第十九話 師匠との約束
――江戸という町は恐ろしいところだぞ。それでもゆくか?
――おら、ゆぐと決めただ。おっしょさん、いかせてくんろ。
――ならば約束せよ。決して人目に触れる場所では闘わないと。
――わがった。約束するだ。
――おまえが風門流のその業を見せれば、江戸のものは決しておまえをほ
うってはおかない。必ず利用しようというものが現れる。
江戸とはそういうところだ。
――おら、おっしょさんの言いつけサまもるだ。肝に命じるだよ。
そこで大地は眼が覚めた。
羽黒山を下り江戸へ旅立つ際、天狗様の師匠と交わした約束だった。
「おら、約束サまもれなかっただ」
遠い目で水平線を眺める。
ここは湾を臨む位置にある深川の最南端、佃町にある無住の荒れ寺であった。朽ち果てた方丈の濡れ縁で大地は一夜を明かしたのだ。
「こんなところにおいでとは」
いきなり後ろから声をかけられた。
振り向くまでもない。瓦版屋の辰蔵である。
「探しやしたぜ、佃町の方へ歩いてったっていうから、岡場所あたりで宿をとっているのかと思いやしたがね」
「岡場所ってなんだべ?」
「はあ、そいつもご存じない」
辰蔵がまいったとばかり、手ぬぐいを乗せた頭を矢立の尻でかいた。
「何度もいうようだべが、おら武術会にはでねえだよ」
辰蔵の目的がなにか、大地にもうっすらとわかっている。大地を出場させて観戦記を書きたいのだ。
「あっしゃ別にけしかけにきたんじゃありやせん。虎の旦那があんたさんの後を尾けろとおっしゃったんで、その命に従ったまででさ」
「……虎之介は優勝しただか?」
つぶやくようにいった。
若槻一馬と闘うことしか興味がない大地だったが、なぜか太牙虎之介の残像が脳裏にちらつく。

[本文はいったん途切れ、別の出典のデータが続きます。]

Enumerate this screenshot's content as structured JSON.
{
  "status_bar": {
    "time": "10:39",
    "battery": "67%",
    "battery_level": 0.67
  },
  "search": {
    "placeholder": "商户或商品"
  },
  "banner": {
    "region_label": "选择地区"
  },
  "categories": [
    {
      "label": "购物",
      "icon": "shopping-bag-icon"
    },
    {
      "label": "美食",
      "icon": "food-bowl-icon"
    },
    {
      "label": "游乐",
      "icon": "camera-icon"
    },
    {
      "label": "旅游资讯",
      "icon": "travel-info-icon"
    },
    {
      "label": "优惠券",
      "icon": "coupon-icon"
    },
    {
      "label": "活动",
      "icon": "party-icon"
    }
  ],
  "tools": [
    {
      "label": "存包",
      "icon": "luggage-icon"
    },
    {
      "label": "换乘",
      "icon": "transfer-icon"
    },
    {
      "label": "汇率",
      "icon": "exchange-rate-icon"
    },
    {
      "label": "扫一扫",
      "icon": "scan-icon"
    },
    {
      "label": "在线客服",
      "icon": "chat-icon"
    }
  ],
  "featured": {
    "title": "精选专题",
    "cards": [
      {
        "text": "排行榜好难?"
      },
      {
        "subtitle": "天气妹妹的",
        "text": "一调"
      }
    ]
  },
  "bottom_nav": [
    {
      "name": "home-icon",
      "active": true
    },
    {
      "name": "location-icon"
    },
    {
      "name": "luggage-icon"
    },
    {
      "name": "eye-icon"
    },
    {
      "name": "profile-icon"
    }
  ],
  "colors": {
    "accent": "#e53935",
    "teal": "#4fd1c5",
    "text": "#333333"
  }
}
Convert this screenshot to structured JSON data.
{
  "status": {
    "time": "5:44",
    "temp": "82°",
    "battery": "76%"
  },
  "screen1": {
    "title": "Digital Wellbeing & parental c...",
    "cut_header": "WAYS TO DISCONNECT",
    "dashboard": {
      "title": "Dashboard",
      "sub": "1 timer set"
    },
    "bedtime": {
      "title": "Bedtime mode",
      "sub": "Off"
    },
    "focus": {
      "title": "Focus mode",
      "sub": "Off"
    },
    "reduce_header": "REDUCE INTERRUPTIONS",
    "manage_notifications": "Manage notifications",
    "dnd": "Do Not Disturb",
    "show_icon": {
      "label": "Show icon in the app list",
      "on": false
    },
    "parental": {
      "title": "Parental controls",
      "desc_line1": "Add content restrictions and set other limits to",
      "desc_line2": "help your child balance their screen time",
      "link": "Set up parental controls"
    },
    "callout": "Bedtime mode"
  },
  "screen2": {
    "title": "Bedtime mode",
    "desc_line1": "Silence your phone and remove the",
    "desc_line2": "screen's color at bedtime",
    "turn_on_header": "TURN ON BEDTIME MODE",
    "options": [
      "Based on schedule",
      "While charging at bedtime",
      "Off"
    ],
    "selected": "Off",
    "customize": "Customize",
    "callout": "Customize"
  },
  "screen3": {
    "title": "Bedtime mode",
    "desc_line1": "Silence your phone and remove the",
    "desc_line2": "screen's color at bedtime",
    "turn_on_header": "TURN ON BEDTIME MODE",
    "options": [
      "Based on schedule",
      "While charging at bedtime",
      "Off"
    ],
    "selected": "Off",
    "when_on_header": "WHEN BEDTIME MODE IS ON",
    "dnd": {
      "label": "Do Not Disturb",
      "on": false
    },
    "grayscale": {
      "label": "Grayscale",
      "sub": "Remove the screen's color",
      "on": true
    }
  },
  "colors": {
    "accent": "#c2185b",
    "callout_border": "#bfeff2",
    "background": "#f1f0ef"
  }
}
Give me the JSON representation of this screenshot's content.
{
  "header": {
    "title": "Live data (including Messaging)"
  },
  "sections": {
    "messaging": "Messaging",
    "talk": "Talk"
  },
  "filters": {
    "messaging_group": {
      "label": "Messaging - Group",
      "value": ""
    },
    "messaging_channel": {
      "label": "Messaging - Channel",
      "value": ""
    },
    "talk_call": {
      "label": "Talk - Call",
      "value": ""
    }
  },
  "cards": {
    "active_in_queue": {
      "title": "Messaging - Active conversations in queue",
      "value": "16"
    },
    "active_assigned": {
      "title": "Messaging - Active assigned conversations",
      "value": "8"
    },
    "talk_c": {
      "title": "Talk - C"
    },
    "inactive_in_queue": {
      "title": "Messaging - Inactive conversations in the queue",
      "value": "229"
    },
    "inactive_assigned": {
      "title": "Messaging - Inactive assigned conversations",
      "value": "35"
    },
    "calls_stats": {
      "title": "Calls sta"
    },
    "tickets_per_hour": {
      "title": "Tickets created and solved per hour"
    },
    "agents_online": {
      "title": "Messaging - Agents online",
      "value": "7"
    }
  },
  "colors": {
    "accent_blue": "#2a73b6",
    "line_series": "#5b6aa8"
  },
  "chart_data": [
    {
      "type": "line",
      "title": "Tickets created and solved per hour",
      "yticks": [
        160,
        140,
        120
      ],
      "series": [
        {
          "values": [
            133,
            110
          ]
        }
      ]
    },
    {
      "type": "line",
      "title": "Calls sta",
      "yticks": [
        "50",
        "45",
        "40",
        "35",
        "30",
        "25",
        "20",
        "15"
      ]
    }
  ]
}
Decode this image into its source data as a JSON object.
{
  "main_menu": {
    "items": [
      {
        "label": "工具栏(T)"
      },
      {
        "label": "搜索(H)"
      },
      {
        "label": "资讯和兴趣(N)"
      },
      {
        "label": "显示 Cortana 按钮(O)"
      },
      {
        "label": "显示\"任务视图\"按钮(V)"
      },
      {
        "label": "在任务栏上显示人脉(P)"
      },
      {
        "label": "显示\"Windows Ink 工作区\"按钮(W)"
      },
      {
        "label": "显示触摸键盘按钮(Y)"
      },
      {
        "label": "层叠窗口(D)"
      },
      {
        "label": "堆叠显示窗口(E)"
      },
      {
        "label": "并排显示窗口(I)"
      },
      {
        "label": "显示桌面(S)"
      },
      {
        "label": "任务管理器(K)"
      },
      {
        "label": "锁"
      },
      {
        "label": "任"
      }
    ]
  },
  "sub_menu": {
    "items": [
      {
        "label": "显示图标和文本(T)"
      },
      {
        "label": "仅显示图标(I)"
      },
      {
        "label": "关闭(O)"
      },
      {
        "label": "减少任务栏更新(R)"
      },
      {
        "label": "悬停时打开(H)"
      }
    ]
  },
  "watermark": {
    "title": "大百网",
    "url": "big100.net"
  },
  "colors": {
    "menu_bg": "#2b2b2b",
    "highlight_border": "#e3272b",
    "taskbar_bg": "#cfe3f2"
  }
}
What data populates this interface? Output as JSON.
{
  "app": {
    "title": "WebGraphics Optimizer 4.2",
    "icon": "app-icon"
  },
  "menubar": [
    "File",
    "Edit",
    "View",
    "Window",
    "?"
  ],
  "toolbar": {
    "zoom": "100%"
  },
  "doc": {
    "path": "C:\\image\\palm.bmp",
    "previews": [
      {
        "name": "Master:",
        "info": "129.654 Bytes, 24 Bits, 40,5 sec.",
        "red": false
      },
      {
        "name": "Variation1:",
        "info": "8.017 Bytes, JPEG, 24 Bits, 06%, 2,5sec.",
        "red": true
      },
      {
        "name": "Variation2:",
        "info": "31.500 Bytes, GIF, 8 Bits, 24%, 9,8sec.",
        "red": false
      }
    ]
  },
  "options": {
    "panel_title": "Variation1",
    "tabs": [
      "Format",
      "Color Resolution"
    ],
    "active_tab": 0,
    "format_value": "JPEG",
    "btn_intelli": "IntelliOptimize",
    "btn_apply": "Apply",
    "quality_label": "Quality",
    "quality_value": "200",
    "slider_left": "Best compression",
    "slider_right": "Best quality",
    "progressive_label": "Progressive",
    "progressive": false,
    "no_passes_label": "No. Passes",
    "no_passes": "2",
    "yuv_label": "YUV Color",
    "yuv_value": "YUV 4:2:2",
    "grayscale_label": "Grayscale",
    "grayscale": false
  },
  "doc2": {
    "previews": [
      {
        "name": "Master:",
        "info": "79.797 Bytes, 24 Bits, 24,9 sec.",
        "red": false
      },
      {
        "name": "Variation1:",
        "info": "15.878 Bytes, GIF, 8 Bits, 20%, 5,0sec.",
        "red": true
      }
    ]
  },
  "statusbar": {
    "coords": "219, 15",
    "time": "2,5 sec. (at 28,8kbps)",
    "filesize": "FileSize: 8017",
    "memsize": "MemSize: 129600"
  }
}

「決勝を見届ける前にお命じになられたんでね。あっしは見てませんが、虎の旦那の逆ツバメ返しに勝てるものはおりやせん。
城東地区優勝は太牙虎之介に決まりでしょう」
「逆ツバメ返し?」
「佐々木小次郎のツバメ返しが斬り下げ斬りあげる業に対して、虎の旦那はその逆、斬りあげ斬り下げる業ですから逆ツバメ返しというそうでさ」
と辰蔵が得意げな顔で解説する。
「ふむ……」
一馬にしか関心のないはずの大地だが、剣士の
ツバメ返しの初太刀が
つまり初太刀の一撃が勝敗を左右するともいえよう。
「虎の旦那は逆ツバメ返し一本で勝ちあがってこられた。あれを打ち破ることができるのは江戸広しといえど、暫定第一席の松浪剣之介さまぐらいじゃないでしょうかね。
おっと、風巻大地さまもいい勝負をすると思いやすよ、へへっ」
「松浪……?!」
そのとき大地の脳裏にひらめくものがあった。